S’inscrivant en un futur que l’on imagine proche, le roman débute dans une ville imaginaire d’Amérique latine, San Toribio. C’est là qu’ont été conviés à une conférence, entre autres spécialistes, les cinq économistes constituant les protagonistes initiaux d’Argent animal. Réunissant des femmes et des hommes de nationalités diverses, le quintette appartient à l’Institut d’Économie International. Tenant autant du cercle universitaire que de la secte, cette singulière élite participe du monde radicalement inégalitaire campé par le livre. Aux côtés de structures telles que l’IEI ou l’Organisation Internationale pour la Normalisation, les gouvernements pareillement inféodés à une « économie mondiale […] devenue incontrôlable » s’emploient à protéger la minorité en tirant profit. Mais les jours de cet ordre inique semblent désormais comptés. Victimes d’une bizarre série d’agressions et d’accidents les empêchant de prendre part à la conférence, les cinq économistes de l’IEI conçoivent durant leur convalescence une forme inédite de monnaie appelée « argent animal ». Forte d’une puissance insolite, à la fois mystique et organique, la devise nouvelle semble agir par une vie propre. Échappant au contrôle de celles et ceux qui l’ont imaginé, l’argent animal va dès lors se répandre à travers l’espace géoéconomique, en sapant peu à peu les fondements. Les cinq économistes, entrés en dissidence après leur exclusion de l’IEI, accompagneront bientôt cette étrange révolution. Celle-ci sera encore rejointe par une certaine Assiyeh, autre protagoniste d’Argent animal. Tenant autant de l’aventurière que de la scientifique et de la sorcière, la femme jouera quelque rôle dans cette révolution fiduciaire et magique…

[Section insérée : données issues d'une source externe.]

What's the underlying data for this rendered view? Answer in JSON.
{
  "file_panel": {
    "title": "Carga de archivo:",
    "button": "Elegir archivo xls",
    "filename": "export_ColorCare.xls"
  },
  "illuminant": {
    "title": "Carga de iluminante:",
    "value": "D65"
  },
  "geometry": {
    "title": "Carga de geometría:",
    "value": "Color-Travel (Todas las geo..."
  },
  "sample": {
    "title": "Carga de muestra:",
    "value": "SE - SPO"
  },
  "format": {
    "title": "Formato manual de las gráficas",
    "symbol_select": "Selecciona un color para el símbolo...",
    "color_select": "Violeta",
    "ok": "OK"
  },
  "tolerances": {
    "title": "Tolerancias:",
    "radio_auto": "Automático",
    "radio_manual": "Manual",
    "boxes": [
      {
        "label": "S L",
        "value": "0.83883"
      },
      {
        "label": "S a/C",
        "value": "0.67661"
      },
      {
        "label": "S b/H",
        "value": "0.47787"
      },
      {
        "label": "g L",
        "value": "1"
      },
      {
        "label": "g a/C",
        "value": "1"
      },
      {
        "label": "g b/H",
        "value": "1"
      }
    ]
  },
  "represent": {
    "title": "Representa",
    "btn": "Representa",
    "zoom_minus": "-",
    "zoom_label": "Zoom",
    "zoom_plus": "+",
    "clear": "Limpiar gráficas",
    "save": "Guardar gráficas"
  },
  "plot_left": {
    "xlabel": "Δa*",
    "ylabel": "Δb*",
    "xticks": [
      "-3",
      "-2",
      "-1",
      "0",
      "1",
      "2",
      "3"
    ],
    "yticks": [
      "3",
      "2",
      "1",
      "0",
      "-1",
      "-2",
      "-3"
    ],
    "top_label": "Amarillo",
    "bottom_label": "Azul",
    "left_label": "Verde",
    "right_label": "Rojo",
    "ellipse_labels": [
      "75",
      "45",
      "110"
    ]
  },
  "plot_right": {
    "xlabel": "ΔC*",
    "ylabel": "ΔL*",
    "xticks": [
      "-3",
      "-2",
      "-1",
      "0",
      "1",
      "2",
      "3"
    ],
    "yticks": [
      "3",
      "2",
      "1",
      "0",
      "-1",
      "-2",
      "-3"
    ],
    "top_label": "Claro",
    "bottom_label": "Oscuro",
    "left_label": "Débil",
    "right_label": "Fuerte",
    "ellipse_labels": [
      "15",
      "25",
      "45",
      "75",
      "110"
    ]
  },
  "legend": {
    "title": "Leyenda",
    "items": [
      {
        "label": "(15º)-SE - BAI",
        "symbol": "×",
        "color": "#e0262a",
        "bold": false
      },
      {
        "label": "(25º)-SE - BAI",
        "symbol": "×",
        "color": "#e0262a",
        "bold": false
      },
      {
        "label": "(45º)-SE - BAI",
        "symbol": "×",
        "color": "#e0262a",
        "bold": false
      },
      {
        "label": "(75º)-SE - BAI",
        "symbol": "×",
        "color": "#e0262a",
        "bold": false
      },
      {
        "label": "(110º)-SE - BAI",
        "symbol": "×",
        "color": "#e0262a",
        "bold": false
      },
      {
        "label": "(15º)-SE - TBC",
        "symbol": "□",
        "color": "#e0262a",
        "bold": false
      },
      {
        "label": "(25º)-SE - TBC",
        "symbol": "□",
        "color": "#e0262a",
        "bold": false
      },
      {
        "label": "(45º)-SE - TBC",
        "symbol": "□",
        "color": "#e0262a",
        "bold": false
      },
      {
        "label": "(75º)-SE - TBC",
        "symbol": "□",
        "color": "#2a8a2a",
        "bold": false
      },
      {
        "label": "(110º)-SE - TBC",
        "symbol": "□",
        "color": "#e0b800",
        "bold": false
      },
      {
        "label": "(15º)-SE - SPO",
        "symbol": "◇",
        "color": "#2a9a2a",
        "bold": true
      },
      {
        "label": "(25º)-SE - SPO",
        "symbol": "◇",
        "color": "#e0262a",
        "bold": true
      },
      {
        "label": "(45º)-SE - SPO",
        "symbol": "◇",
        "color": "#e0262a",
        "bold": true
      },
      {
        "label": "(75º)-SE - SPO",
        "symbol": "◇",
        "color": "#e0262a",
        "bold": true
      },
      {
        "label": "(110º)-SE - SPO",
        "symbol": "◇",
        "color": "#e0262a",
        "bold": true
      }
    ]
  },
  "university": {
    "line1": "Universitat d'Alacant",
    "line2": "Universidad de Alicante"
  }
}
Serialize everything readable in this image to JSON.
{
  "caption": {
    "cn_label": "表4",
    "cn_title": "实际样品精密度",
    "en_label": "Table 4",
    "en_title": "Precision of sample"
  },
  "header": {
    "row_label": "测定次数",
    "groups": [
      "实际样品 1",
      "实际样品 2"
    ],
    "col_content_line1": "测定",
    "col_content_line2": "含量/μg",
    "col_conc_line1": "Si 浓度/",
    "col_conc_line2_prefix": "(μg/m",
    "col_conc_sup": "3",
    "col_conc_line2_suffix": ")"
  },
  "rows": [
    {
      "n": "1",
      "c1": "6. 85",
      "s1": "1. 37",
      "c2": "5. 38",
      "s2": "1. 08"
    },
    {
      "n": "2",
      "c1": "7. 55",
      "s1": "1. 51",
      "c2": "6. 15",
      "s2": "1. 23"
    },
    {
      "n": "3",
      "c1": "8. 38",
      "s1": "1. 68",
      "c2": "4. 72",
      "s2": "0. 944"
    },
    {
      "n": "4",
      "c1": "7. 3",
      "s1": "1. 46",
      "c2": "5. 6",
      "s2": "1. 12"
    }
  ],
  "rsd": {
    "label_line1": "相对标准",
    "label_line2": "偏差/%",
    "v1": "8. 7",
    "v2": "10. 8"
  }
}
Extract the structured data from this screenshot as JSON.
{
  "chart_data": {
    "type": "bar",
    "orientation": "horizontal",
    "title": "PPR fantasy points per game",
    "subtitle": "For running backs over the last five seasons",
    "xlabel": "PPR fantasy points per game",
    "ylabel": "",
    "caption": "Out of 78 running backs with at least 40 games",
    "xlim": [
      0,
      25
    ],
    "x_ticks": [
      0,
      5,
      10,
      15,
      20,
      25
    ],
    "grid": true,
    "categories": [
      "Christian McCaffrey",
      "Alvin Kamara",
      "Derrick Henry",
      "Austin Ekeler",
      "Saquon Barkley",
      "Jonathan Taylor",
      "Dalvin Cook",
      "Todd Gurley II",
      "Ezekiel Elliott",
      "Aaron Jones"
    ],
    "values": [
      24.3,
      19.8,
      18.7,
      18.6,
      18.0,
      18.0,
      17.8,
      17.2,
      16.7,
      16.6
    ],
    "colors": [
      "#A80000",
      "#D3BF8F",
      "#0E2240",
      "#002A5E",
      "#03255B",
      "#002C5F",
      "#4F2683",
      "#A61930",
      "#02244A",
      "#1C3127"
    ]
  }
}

S’efforçant de faire éprouver à ses lecteurs et lectrices le trouble provoqué par cet extraordinaire basculement, Michael Cisco déploie une écriture en constante métamorphose. D’une linéarité plus qu’aléatoire, oscillant constamment entre science-fiction spéculative et fantastique horrifique, poésie surréaliste et considérations ironico-théoriques, Argent animal dessine une entreprise littéraire hors-normes. En réalité plus sensorielle que narrative, l’expérience proposée par Michael Cisco est certainement susceptible de fasciner une partie de ses lecteurs et lectrices. L’on a vu que l’auteur avait des admirateurs, et non des moindres. Mais pareille radicalité – se déployant qui plus est sur 700 pages – risque aussi d’exclure. Tel fut notamment le cas de l’auteur de la présente critique, demeuré tout à fait extérieur au trip qu’est Argent animal…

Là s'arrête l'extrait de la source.